Wilmot sortit son calepin et griffonna quelques notes.
– Et ceux qui lui faisaient du mal, à Meaghan, peux-tu nous dire leurs noms, Lucien?
– Ah, non! Ça, j’peux pas.
– Mais pourquoi?
– Parce que j’ai promis.
– Tu as promis quoi?
– J’ai promis, croix sur le cœur, de jamais dire leurs noms. Parce qu’ils vont venir me faire les mêmes affaires qui lui ont faites à elle. C’est ce qu’ils ont dit. Ah, non! Ça j’peux pas, se mit-il à crier, en s’agitant nerveusement. » (p. 159)

Référent(s) culturel(s)

  • Nombreux référents de la francophonie canadienne-française (p. ex., Nouveau-Brunswick, péninsule gaspésienne, rivières Restigouche et Matapédia, Vieux-Québec, grand séminaire de Québec).
  • Référence aux noms, langues, us et coutumes des peuples des Premières Nations.

Pistes d'exploitation

  • Animer une discussion sur la justesse du titre de ce roman, puis inviter les élèves, regroupés en équipes, à préparer un débat sur le thème suivant : Le passé doit-il rester dans le silence pour protéger les générations futures, ou faut-il le dévoiler, même au risque de raviver les douleurs?

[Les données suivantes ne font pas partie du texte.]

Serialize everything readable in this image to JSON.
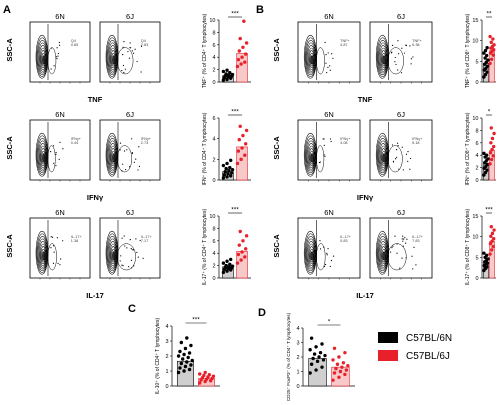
{
  "panels": {
    "A": {
      "letter": "A",
      "rows": [
        {
          "ylabel": "SSC-A",
          "xlabel": "TNF",
          "plot_titles": [
            "6N",
            "6J"
          ],
          "gate_labels": [
            [
              "Q4",
              "0.65"
            ],
            [
              "Q4",
              "2.83"
            ]
          ],
          "bar_ylabel": "TNF⁺ (% of CD4⁺ T lymphocytes)",
          "sig": "***"
        },
        {
          "ylabel": "SSC-A",
          "xlabel": "IFNγ",
          "plot_titles": [
            "6N",
            "6J"
          ],
          "gate_labels": [
            [
              "IFNγ+",
              "0.44"
            ],
            [
              "IFNγ+",
              "2.73"
            ]
          ],
          "bar_ylabel": "IFN⁺ (% of CD4⁺ T lymphocytes)",
          "sig": "***"
        },
        {
          "ylabel": "SSC-A",
          "xlabel": "IL-17",
          "plot_titles": [
            "6N",
            "6J"
          ],
          "gate_labels": [
            [
              "IL-17+",
              "1.38"
            ],
            [
              "IL-17+",
              "7.17"
            ]
          ],
          "bar_ylabel": "IL-17⁺ (% of CD4⁺ T lymphocytes)",
          "sig": "***"
        }
      ]
    },
    "B": {
      "letter": "B",
      "rows": [
        {
          "ylabel": "SSC-A",
          "xlabel": "TNF",
          "plot_titles": [
            "6N",
            "6J"
          ],
          "gate_labels": [
            [
              "TNF+",
              "4.87"
            ],
            [
              "TNF+",
              "6.38"
            ]
          ],
          "bar_ylabel": "TNF⁺ (% of CD8⁺ T lymphocytes)",
          "sig": "**"
        },
        {
          "ylabel": "SSC-A",
          "xlabel": "IFNγ",
          "plot_titles": [
            "6N",
            "6J"
          ],
          "gate_labels": [
            [
              "IFNγ+",
              "3.08"
            ],
            [
              "IFNγ+",
              "5.18"
            ]
          ],
          "bar_ylabel": "IFN⁺ (% of CD8⁺ T lymphocytes)",
          "sig": "*"
        },
        {
          "ylabel": "SSC-A",
          "xlabel": "IL-17",
          "plot_titles": [
            "6N",
            "6J"
          ],
          "gate_labels": [
            [
              "IL-17+",
              "0.83"
            ],
            [
              "IL-17+",
              "7.83"
            ]
          ],
          "bar_ylabel": "IL-17⁺ (% of CD8⁺ T lymphocytes)",
          "sig": "***"
        }
      ]
    },
    "C": {
      "letter": "C",
      "bar_ylabel": "IL-10⁺ (% of CD4⁺ T lymphocytes)",
      "sig": "***"
    },
    "D": {
      "letter": "D",
      "bar_ylabel": "CD25⁺ FoxP3⁺ (% of CD4⁺ T lymphocytes)",
      "sig": "*"
    }
  },
  "legend": [
    {
      "label": "C57BL/6N",
      "color": "#000000"
    },
    {
      "label": "C57BL/6J",
      "color": "#e8202a"
    }
  ],
  "colors": {
    "six_n": "#000000",
    "six_j": "#e8202a",
    "bar_n": "#cfcfcf",
    "bar_j": "#f7c9c9"
  },
  "chart_data": [
    {
      "id": "A1",
      "type": "bar",
      "categories": [
        "C57BL/6N",
        "C57BL/6J"
      ],
      "ylim": [
        0,
        10
      ],
      "yticks": [
        0,
        2,
        4,
        6,
        8,
        10
      ],
      "values": [
        1.0,
        4.6
      ],
      "points": [
        [
          0.3,
          0.4,
          0.6,
          0.7,
          0.8,
          0.9,
          1.0,
          1.1,
          1.2,
          1.3,
          1.5,
          1.7,
          1.9
        ],
        [
          2.5,
          2.9,
          3.2,
          3.6,
          4.0,
          4.5,
          5.0,
          5.6,
          6.3,
          7.0,
          9.8
        ]
      ]
    },
    {
      "id": "A2",
      "type": "bar",
      "categories": [
        "C57BL/6N",
        "C57BL/6J"
      ],
      "ylim": [
        0,
        6
      ],
      "yticks": [
        0,
        2,
        4,
        6
      ],
      "values": [
        0.8,
        3.2
      ],
      "points": [
        [
          0.2,
          0.3,
          0.4,
          0.5,
          0.6,
          0.7,
          0.8,
          0.9,
          1.0,
          1.1,
          1.2,
          1.4,
          1.6,
          1.9
        ],
        [
          1.6,
          2.0,
          2.4,
          2.8,
          3.1,
          3.5,
          3.9,
          4.3,
          4.8,
          5.2
        ]
      ]
    },
    {
      "id": "A3",
      "type": "bar",
      "categories": [
        "C57BL/6N",
        "C57BL/6J"
      ],
      "ylim": [
        0,
        10
      ],
      "yticks": [
        0,
        2,
        4,
        6,
        8,
        10
      ],
      "values": [
        1.8,
        4.3
      ],
      "points": [
        [
          0.9,
          1.1,
          1.3,
          1.4,
          1.5,
          1.6,
          1.7,
          1.8,
          1.9,
          2.0,
          2.2,
          2.4,
          2.7,
          3.0
        ],
        [
          2.4,
          2.9,
          3.4,
          3.8,
          4.2,
          4.7,
          5.3,
          6.0,
          6.8,
          7.5
        ]
      ]
    },
    {
      "id": "B1",
      "type": "bar",
      "categories": [
        "C57BL/6N",
        "C57BL/6J"
      ],
      "ylim": [
        0,
        15
      ],
      "yticks": [
        0,
        5,
        10,
        15
      ],
      "values": [
        4.5,
        7.6
      ],
      "points": [
        [
          1.2,
          1.8,
          2.4,
          2.9,
          3.3,
          3.8,
          4.3,
          4.8,
          5.3,
          5.8,
          6.4,
          7.0,
          7.6,
          8.3
        ],
        [
          4.5,
          5.5,
          6.5,
          7.0,
          7.4,
          7.8,
          8.2,
          8.6,
          9.0,
          9.6,
          10.4,
          11.0
        ]
      ]
    },
    {
      "id": "B2",
      "type": "bar",
      "categories": [
        "C57BL/6N",
        "C57BL/6J"
      ],
      "ylim": [
        0,
        10
      ],
      "yticks": [
        0,
        2,
        4,
        6,
        8,
        10
      ],
      "values": [
        2.6,
        4.8
      ],
      "points": [
        [
          0.8,
          1.2,
          1.6,
          1.9,
          2.2,
          2.5,
          2.8,
          3.1,
          3.4,
          3.7,
          4.0,
          4.3
        ],
        [
          2.6,
          3.3,
          3.9,
          4.4,
          4.9,
          5.4,
          6.0,
          6.7,
          7.5,
          8.4
        ]
      ]
    },
    {
      "id": "B3",
      "type": "bar",
      "categories": [
        "C57BL/6N",
        "C57BL/6J"
      ],
      "ylim": [
        0,
        15
      ],
      "yticks": [
        0,
        5,
        10,
        15
      ],
      "values": [
        3.6,
        8.9
      ],
      "points": [
        [
          1.8,
          2.3,
          2.7,
          3.0,
          3.3,
          3.6,
          3.9,
          4.2,
          4.6,
          5.0,
          5.5,
          6.0
        ],
        [
          5.8,
          6.8,
          7.6,
          8.3,
          8.9,
          9.5,
          10.1,
          10.8,
          11.6,
          12.4
        ]
      ]
    },
    {
      "id": "C",
      "type": "bar",
      "categories": [
        "C57BL/6N",
        "C57BL/6J"
      ],
      "ylim": [
        0,
        4
      ],
      "yticks": [
        0,
        1,
        2,
        3,
        4
      ],
      "values": [
        1.65,
        0.5
      ],
      "points": [
        [
          0.9,
          1.0,
          1.1,
          1.2,
          1.3,
          1.4,
          1.5,
          1.6,
          1.7,
          1.8,
          1.9,
          2.0,
          2.1,
          2.2,
          2.3,
          2.5,
          2.7,
          2.9,
          3.2
        ],
        [
          0.2,
          0.3,
          0.35,
          0.4,
          0.45,
          0.5,
          0.55,
          0.6,
          0.65,
          0.7,
          0.75,
          0.8,
          0.9
        ]
      ]
    },
    {
      "id": "D",
      "type": "bar",
      "categories": [
        "C57BL/6N",
        "C57BL/6J"
      ],
      "ylim": [
        0,
        4
      ],
      "yticks": [
        0,
        1,
        2,
        3,
        4
      ],
      "values": [
        1.9,
        1.3
      ],
      "points": [
        [
          0.9,
          1.1,
          1.3,
          1.5,
          1.7,
          1.8,
          1.9,
          2.0,
          2.1,
          2.2,
          2.3,
          2.5,
          2.7,
          2.9,
          3.3
        ],
        [
          0.4,
          0.6,
          0.8,
          0.9,
          1.0,
          1.1,
          1.2,
          1.3,
          1.4,
          1.5,
          1.6,
          1.8,
          2.0,
          2.3,
          2.6
        ]
      ]
    }
  ]
}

Leur demander de formuler des arguments et des contre-arguments en s’appuyant sur des extraits de l’œuvre illustrant le poids ou la protection du silence, ainsi que sur des recherches portant sur les traumatismes vécus par les communautés autochtones. Les inviter à débattre de la question devant leurs pairs.
  • Animer une discussion sur le rôle de la famille et des liens intergénérationnels dans la construction de l’identité et sur la transmission de la culture à travers le roman. À la suite de cet échange, demander aux élèves de rédiger une réflexion personnelle mettant en lumière l’importance de la mémoire familiale et de la transmission des traditions dans leur propre parcours. Former des équipes, puis leur demander de lire leur texte aux membres de leur groupe.
  • Proposer aux élèves, regroupés en dyades, de rédiger un essai en répondant à la question suivante : Comment les tensions entre l’identité autochtone et les influences extérieures (colonisation, modernité) se manifestent-elles dans le récit? Les inviter à présenter leur travail au groupe-classe.

Conseils d'utilisation

  • Accorder une attention particulière aux sujets délicats dont on traite dans l’œuvre (p. ex., meurtre, intimidation, discrimination, suicide).
  • Inciter les élèves à lire une autre œuvre de la même auteure, soit Dans la tourmente afghane, dont la fiche pédagogique se trouve dans FousDeLire.

Ressource(s) additionnelle(s)

  • IDÉLLO.org, ressources éducatives en ligne, 5e à 12e année, Série : Vous l’savez astheure, Les préjugés et stéréotypes.